As a fan of African music, and classical music, the pairing of the cello with the traditional African instrument the kora struck me as a potentially great album.

Upon further listening, the duo of cello and kora creates a wonderful soundscape of tones and colors, with Sissoko and Segal playing off of each other, carrying out fascinating musical conversations that are easy to wrap your ear around. The songs on this album transport you to a wonderful quiet world of pondering and beauty.

This album calls to mind other duo albums like Chris Thile and Edgar Meyer or Béla Fleck's "Africa Project," but Chamber Music succeeds in some areas that those albums don't and thats in its approachable simplicity. There's no forays into atonality. No jarring time signature asymmetries. Just plaintive beauty that is charming and easy to delve into for any music lover.

One aspect of this record I enjoy a lot is that it doesn't require you to be a fan of "world music" but simply asks you to be a fan of music period. With the exception of "Regret" which has singing in a foreign language and feels very world music genre based (this is no fault), any other track on the song could fit in a playlist of relaxing study music, or soundtrack a walk through a park on a quiet afternoon.

If you are a fan of classical music, world music, or just contemplative instrumental music, I highly recommend Chamber Music. It is an album filled with beauty, contemplation, and balance, conjuring up whatever worlds you let it take you to.
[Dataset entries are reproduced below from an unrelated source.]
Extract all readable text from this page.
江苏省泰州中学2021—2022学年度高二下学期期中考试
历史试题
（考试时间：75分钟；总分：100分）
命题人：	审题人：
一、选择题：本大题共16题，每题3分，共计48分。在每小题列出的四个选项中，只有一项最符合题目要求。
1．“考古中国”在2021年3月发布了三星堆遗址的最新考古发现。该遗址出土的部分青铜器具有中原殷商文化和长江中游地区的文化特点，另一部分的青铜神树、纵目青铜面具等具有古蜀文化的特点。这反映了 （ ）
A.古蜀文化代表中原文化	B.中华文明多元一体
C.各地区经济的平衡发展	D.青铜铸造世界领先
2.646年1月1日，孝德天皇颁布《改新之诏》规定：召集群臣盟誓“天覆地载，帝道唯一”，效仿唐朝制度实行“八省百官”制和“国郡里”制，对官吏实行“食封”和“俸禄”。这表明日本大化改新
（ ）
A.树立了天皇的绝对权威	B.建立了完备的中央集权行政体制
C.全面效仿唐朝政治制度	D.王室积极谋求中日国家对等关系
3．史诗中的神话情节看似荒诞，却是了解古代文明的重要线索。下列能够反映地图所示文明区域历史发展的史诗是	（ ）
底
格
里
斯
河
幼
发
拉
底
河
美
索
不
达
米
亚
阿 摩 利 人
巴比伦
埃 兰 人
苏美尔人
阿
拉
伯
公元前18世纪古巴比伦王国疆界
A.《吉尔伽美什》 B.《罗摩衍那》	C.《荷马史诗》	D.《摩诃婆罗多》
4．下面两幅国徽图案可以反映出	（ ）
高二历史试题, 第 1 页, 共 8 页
8 of 11 people found the following review helpful
For those of you who think it's all been done.... Jan. 19 2011
By Kevin L. Junemann - Published on Amazon.com
Just listen and do some basic internet searching to learn about the players. It's like a history of the world at once encountered and interpreted to remind us of our unity through music. Very cool.
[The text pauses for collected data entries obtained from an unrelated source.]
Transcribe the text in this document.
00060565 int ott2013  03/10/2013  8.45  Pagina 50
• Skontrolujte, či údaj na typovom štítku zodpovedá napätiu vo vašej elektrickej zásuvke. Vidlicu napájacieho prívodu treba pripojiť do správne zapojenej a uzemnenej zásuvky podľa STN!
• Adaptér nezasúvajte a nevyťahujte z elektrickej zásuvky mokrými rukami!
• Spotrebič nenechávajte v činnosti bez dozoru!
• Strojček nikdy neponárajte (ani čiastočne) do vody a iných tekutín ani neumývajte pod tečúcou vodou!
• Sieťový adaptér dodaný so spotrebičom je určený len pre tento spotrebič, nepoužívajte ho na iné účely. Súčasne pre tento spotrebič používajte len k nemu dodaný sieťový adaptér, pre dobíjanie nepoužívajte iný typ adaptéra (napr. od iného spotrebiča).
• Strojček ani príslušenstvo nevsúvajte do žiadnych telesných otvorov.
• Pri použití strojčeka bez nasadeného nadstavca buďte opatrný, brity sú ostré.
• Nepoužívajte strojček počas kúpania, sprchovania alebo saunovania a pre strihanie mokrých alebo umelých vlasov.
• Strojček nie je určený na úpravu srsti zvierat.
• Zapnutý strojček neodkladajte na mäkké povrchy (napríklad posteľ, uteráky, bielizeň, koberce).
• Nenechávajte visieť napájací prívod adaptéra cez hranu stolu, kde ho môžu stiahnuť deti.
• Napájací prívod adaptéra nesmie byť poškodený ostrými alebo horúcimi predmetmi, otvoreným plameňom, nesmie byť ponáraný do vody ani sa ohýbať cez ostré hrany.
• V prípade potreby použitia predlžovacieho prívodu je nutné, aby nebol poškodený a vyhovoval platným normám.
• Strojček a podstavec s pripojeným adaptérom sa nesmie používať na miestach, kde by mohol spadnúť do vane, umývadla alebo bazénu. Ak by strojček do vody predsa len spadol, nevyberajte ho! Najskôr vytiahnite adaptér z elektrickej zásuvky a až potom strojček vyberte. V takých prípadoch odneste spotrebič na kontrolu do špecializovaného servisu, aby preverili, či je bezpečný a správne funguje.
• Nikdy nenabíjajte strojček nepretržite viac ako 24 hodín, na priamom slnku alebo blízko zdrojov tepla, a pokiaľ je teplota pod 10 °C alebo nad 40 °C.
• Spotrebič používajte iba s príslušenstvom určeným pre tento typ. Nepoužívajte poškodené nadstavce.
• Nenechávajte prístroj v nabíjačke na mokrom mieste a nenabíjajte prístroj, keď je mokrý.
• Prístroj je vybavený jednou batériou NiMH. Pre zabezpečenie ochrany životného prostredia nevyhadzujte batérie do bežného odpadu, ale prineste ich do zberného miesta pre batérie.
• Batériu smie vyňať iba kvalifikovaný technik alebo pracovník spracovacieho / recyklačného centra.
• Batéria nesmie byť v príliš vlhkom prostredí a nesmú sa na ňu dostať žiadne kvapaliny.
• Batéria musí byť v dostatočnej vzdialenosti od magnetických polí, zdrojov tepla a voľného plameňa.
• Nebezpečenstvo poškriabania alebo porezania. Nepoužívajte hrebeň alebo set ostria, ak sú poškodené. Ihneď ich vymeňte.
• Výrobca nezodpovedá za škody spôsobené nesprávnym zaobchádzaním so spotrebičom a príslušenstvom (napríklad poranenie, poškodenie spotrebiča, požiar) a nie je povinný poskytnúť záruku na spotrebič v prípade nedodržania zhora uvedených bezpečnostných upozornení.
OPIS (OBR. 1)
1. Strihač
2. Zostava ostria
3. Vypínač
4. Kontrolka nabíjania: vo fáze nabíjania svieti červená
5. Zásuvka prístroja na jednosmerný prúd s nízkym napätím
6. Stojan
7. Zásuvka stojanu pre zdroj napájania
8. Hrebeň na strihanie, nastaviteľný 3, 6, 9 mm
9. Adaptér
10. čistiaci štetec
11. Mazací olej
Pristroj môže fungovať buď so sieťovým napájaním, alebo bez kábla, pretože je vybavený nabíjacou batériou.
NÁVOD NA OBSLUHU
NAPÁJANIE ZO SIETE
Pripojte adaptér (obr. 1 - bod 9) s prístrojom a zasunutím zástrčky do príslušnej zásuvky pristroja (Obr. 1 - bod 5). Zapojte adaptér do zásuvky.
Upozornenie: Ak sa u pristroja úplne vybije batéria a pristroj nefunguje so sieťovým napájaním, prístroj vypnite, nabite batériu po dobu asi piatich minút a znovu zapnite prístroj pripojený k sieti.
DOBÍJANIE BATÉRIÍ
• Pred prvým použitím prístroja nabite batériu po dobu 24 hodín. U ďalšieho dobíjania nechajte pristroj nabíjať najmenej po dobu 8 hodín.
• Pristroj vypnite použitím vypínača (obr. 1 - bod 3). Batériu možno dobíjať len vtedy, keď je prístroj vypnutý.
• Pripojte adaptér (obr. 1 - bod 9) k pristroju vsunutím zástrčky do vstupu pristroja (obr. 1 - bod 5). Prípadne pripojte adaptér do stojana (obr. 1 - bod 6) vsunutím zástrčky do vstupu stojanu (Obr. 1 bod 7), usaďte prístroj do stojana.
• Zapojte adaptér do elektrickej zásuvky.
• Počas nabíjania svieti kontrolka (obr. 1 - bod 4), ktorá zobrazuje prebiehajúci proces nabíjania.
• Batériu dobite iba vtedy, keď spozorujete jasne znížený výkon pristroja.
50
3 of 4 people found the following review helpful
Harmony of Timbre and Improvisational Spirit April 8 2012
By Dr. Debra Jan Bibel - Published on Amazon.com
Format: Audio CD
In this unique collaboration, the timbres of mellow bowed baritone cello and plucked alto kora harp produce a sonically gorgeous album. Until track 4, the tempo is slow and the mood meditative and quiet; but this piece is a dance whose riff repetition at the end is trancelike. At first in the album, Segal plays accompaniment to Sissoko's melodic kora; in track 5, Histoire de Molly, it is the cello that lays down the melody for subsequent improvisations. The following work, again a Segal composition, raises the mood with a sweet whirling tune. The griot Sissoko, a master of his instrument and Malian musical traditions, performs with gentleness. He sings in track 7, and he sings well. Track 8, Halinkata Djoubé, is among the best, with each musician alternating the lead playing similar improvisations. The harmony of spirit and feeling is remarkable throughout the 55-minute long album. Overall, it is soft, lyrical, and intimate. This is not the strong, lively, rhythmic music we typically associate with Africa. This chamber music is of the stillness of night and reflections of the human condition.
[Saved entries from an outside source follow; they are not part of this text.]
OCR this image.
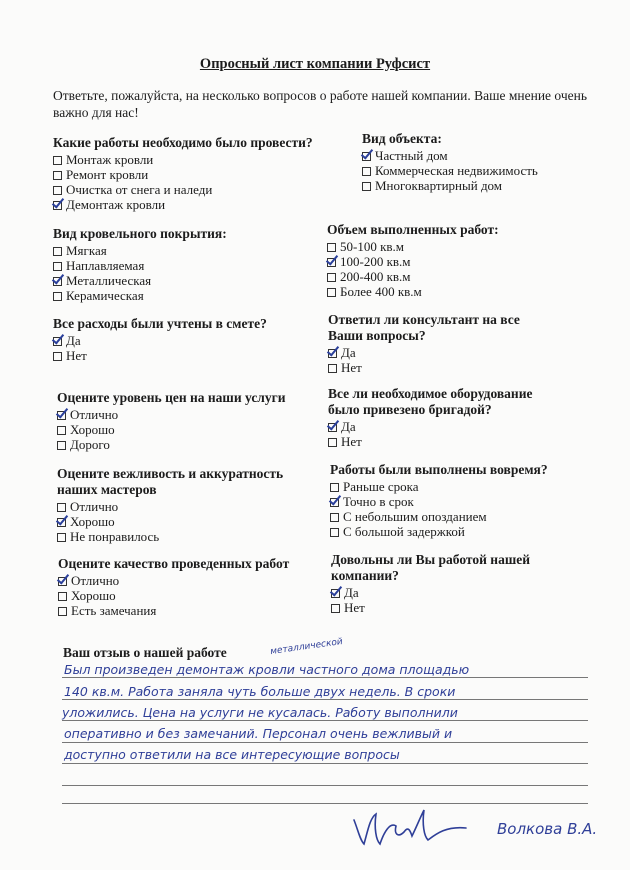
Опросный лист компании Руфсист
Ответьте, пожалуйста, на несколько вопросов о работе нашей компании. Ваше мнение очень важно для нас!
Какие работы необходимо было провести?
Монтаж кровли
Ремонт кровли
Очистка от снега и наледи
Демонтаж кровли
Вид кровельного покрытия:
Мягкая
Наплавляемая
Металлическая
Керамическая
Все расходы были учтены в смете?
Да
Нет
Оцените уровень цен на наши услуги
Отлично
Хорошо
Дорого
Оцените вежливость и аккуратность наших мастеров
Отлично
Хорошо
Не понравилось
Оцените качество проведенных работ
Отлично
Хорошо
Есть замечания
Вид объекта:
Частный дом
Коммерческая недвижимость
Многоквартирный дом
Объем выполненных работ:
50-100 кв.м
100-200 кв.м
200-400 кв.м
Более 400 кв.м
Ответил ли консультант на все Ваши вопросы?
Да
Нет
Все ли необходимое оборудование было привезено бригадой?
Да
Нет
Работы были выполнены вовремя?
Раньше срока
Точно в срок
С небольшим опозданием
С большой задержкой
Довольны ли Вы работой нашей компании?
Да
Нет
Ваш отзыв о нашей работе	металлической
Был произведен демонтаж кровли частного дома площадью
140 кв.м. Работа заняла чуть больше двух недель. В сроки
уложились. Цена на услуги не кусалась. Работу выполнили
оперативно и без замечаний. Персонал очень вежливый и
доступно ответили на все интересующие вопросы
Волкова В.А.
2 of 3 people found the following review helpful
Classical African Music April 9 2011
By Stephania D. Byrd - Published on Amazon.com
Format: Audio CD Verified Purchase
This CD is magnificent. I use the music to differentiate between percussion of Africa and other classical music in the class I teach in African literature. Music is an everyday experience and it underscores the oral traditions read by my students.